Немирович-Данченко неизменно твердо и уверенно подчеркивал спасительное для театра значение Великой Октябрьской социалистической революции, которая вывела МХТ из охватившего его кризиса и четко определила его репертуарную линию. В эпоху социалистического строительства он широко {26}
помогал молодым авторам, отражавшим в своих произведениях советскую действительность. Он понял, что Художественный театр должен стать не только театром русской классики, но и театром молодой растущей советской драматургии — театром Вс. Иванова, А. Леонова, А. Афиногенова, А. Корнейчука, Н. Погодина, К. Симонова, которые и принесли на сцену вместе со своими пьесами мировоззрение социалистического общества, глубокое знание жизни, новые, созданные революцией характеры и подлинный оптимизм борцов за новую жизнь.В свете Великой Октябрьской социалистической революции, разрешившей все внутренние сомнения Немировича-Данченко и заново открывшей ему мир, он стал рассматривать все явления театра и все его задачи. Она, по его собственному выражению, вооружила его особенным внутренним «прожектором», помогавшем ему заново переоценить ценности. И главнейший расцвет его творческой деятельности падает именно на время советской власти, когда он не только осуществляет все свои крупнейшие постановки, производит реформу музыкального спектакля, но и находит полное разрешение всех мучивших его организационно-творческих проблем и окончательно уясняет для себя необходимость искусства Художественного театра для народа, неразрывную связь его с народом.
В значительной мере определяя репертуарную линию МХАТ, Немирович-Данченко определял и идейно-творческое толкование выбранных им пьес. Он постоянно возражал против недооценки идеи и стиля автора и никогда не соглашался с подменой автора режиссерской диктатурой. Он стоял за их дружеский союз, так как с его точки зрения, все деятели театра совместными творческими усилиями должны раскрыть передовые идеи эпохи и правду жизни. В своей режиссерской работе он прежде всего увлекал коллектив театра умелым и глубоким идейно-психологическим толкованием драматургического произведения.
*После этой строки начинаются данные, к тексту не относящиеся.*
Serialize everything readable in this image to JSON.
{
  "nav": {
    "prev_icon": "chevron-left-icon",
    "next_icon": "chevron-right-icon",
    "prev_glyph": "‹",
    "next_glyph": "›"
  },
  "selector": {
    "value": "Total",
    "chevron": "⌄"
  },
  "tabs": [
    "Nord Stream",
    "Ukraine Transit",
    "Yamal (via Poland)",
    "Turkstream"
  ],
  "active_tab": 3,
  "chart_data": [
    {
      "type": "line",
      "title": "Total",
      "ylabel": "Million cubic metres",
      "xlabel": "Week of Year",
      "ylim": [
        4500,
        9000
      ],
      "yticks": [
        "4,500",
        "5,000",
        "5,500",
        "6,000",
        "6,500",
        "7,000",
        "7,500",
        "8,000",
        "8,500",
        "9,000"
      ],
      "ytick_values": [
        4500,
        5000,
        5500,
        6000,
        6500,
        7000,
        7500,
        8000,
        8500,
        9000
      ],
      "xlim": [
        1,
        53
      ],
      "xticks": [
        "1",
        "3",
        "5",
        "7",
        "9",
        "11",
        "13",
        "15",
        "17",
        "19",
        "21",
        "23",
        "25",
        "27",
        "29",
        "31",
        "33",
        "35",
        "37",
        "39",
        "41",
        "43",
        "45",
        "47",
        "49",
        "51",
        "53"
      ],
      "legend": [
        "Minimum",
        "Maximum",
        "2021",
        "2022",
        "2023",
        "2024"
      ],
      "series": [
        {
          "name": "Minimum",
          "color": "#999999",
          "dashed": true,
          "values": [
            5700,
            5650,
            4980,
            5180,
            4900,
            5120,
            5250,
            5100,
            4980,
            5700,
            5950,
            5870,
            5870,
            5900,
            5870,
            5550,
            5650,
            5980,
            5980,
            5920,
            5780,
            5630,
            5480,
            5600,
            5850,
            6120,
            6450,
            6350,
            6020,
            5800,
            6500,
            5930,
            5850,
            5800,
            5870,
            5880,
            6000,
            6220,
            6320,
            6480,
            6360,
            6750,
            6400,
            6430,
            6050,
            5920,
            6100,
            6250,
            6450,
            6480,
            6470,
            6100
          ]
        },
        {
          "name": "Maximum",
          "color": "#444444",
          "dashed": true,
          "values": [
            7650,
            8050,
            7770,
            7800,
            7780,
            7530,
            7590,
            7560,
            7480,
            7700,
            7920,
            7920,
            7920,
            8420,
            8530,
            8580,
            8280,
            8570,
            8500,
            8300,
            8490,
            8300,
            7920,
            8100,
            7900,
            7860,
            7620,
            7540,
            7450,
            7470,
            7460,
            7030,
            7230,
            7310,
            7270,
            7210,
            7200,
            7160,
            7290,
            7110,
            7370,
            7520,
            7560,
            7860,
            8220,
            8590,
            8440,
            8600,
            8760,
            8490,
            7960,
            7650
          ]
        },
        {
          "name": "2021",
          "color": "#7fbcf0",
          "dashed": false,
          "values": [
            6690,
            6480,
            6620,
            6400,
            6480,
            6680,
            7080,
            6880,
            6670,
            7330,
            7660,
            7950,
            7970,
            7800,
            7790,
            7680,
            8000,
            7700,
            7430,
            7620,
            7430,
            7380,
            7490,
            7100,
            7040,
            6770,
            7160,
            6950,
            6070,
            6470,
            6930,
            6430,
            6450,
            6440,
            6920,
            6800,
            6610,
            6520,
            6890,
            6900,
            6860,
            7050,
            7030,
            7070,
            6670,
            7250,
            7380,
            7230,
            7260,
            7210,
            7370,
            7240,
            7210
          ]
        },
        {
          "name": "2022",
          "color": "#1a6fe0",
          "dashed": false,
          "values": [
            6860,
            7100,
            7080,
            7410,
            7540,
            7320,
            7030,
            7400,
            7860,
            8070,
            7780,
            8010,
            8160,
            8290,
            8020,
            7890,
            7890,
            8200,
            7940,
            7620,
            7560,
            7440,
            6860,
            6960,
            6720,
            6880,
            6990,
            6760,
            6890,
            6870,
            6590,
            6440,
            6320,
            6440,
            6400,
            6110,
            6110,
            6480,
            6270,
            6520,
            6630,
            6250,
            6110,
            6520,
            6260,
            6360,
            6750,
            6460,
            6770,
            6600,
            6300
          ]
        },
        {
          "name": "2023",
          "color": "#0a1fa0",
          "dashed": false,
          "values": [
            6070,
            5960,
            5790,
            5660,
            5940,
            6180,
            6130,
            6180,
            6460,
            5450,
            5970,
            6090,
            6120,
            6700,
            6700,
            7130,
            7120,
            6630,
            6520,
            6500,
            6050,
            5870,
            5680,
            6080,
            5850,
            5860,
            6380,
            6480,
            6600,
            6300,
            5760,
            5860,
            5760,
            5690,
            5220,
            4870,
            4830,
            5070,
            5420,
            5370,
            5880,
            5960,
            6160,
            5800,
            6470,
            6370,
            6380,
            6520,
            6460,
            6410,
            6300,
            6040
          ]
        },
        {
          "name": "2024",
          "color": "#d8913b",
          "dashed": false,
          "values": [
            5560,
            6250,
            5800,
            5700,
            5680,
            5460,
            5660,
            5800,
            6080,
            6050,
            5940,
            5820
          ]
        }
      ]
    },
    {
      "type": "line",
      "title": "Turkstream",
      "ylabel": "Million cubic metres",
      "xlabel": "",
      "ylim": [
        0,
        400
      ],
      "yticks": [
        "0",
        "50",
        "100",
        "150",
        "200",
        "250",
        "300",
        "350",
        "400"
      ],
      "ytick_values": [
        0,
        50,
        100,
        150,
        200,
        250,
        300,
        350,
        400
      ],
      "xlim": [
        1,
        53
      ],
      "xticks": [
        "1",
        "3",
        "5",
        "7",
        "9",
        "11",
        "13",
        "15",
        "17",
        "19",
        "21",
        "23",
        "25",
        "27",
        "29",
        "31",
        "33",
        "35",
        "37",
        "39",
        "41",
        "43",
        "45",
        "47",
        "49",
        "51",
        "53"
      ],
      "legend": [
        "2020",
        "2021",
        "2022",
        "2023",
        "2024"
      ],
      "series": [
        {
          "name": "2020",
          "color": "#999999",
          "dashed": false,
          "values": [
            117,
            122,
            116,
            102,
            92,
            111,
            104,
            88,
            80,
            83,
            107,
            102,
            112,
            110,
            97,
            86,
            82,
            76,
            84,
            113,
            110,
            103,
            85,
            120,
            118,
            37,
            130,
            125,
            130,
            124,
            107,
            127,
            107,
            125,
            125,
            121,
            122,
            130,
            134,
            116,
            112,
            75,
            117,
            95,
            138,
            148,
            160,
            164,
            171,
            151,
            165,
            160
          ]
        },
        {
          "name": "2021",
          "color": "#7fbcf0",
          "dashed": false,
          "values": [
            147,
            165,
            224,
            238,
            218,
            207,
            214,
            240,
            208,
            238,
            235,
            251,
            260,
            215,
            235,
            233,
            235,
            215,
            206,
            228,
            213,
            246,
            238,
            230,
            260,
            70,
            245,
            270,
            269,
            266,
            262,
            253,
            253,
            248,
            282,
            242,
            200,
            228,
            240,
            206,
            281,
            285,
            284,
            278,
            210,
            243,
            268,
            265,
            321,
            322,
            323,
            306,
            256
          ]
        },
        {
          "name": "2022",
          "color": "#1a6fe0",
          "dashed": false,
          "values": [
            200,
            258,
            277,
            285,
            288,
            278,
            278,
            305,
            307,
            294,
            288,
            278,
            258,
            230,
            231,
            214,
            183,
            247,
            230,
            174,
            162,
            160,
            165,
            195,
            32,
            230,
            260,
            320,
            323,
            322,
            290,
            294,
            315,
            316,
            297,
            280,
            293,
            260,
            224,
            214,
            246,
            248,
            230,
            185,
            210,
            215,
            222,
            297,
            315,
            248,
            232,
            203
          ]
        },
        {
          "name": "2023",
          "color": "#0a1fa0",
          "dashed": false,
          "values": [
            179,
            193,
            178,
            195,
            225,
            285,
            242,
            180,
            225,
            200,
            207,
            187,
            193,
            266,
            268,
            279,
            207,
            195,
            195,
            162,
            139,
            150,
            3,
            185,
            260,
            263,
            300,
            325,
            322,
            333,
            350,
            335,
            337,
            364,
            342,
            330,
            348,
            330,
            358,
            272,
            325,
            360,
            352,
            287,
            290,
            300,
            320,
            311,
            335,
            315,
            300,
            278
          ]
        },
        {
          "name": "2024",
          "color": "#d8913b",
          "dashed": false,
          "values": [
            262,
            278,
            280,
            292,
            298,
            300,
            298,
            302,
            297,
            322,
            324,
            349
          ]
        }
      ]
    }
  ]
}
Он восставал против примитивного и скучного прочтения пьесы, требуя от коллектива живого современного ощущения не только современных пьес, но и классики, — он требовал, чтобы классическая пьеса прочитывалась коллективом как бы заново. Борясь с актерскими штампами, мечтая о живом человеке на сцене, он не только открывал перед актерами и режиссерами двери в реальную действительность и в сложную, многогранную психологию образа, не только показывал яркие столкновения идей и чувств, но конкретно, образно, сценически зримо вскрывал идею пьесы, которая вела в конечном итоге к правдивому, свежему и точному решению. Так верно им воспринятая и глубоко раскрытая
Увидев в Станиславском гениального режиссера и родственного по своим устремлениям художника и всецело поверив в него Немирович-Данченко соединился с ним во имя общей борьбы за правду жизни на сцене. И правда жизни, покинувшая было подмостки театра, вновь расцвела на сцене МХТ, воплощенная в декорациях, не похожих на обычные театральные павильоны, в смелых и неожиданных мизансценах, в тоскливом звучании сверчка («Дядя Ваня»), в звуках виолончели и рояля («Иванов»), а главное — в жизненности и выразительности актерского исполнения.
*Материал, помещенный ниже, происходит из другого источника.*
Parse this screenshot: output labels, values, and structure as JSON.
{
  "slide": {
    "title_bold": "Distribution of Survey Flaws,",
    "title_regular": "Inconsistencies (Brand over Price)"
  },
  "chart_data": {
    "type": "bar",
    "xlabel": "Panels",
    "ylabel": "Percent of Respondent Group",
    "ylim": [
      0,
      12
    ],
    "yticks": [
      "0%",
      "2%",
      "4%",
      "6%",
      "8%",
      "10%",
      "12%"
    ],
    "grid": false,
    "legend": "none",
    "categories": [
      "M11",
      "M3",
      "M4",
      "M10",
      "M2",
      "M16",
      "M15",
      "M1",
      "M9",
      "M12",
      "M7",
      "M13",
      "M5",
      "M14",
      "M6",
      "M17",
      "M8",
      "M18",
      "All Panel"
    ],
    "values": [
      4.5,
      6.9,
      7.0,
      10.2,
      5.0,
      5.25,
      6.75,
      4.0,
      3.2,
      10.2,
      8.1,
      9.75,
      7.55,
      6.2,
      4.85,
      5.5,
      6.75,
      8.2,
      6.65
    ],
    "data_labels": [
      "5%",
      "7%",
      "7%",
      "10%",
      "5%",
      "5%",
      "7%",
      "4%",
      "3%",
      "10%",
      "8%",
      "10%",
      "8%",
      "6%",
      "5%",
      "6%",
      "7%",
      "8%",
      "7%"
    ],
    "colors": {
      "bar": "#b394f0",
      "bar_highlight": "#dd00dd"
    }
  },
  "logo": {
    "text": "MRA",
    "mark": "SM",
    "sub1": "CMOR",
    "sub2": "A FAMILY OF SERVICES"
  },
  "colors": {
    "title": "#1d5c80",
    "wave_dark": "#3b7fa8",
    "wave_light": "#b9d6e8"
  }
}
Как художник, заинтересованный в наиболее полном осуществлении идеи создания нового театра, как организатор и официальный директор его, Немирович-Данченко заботился о каждом отдельном участке сложного театрального организма.
Строгий в вопросах репертуара, он был не менее строг в отношении всех компонентов спектакля. Столь частое в старом театре пренебрежение к внешней стороне постановки, недостойную неряшливость декораций, безразличие к освещению Немирович-Данченко изгонял из театра с негодованием и презрением. Уступки в этой области были, на его взгляд, не менее опасны для самых дорогих особенностей и свойств искусства МХТ, чем уступки в области репертуарно-общественной или художественно-актерской. И здесь Станиславский вновь и неизменно находил в Немировиче-Данченко поддержку своей постоянной требовательности.
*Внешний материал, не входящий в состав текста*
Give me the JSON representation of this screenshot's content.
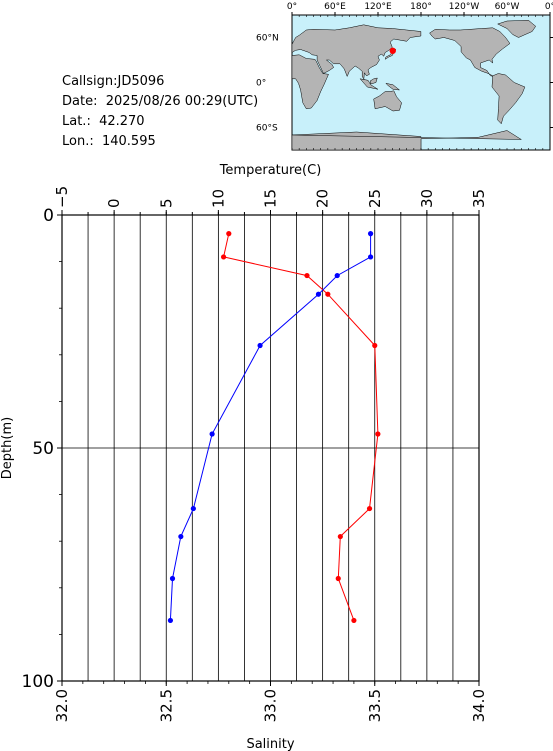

Делом его чести было образцовое ведение постановочной части театра. Он много работал с техническими цехами, отлично знал законы света, антракта и перемен, ослабленного и повышенного внимания зрителя. Ни один из технических работников сцены не обманул бы его отговоркой о невыполнимости той или иной задачи. И когда постановочная часть в затруднении останавливалась перед решением декорации или света, Немирович-Данченко последовательно опровергал все сомнения и подсказывал нужное решение. Он точно учитывал законы сцены, не сдавался на уговоры и не уступал. Он сотни раз повторял найденное на одной репетиции, закрепляя достигнутое и требуя отделанности и четкости в каждом куске.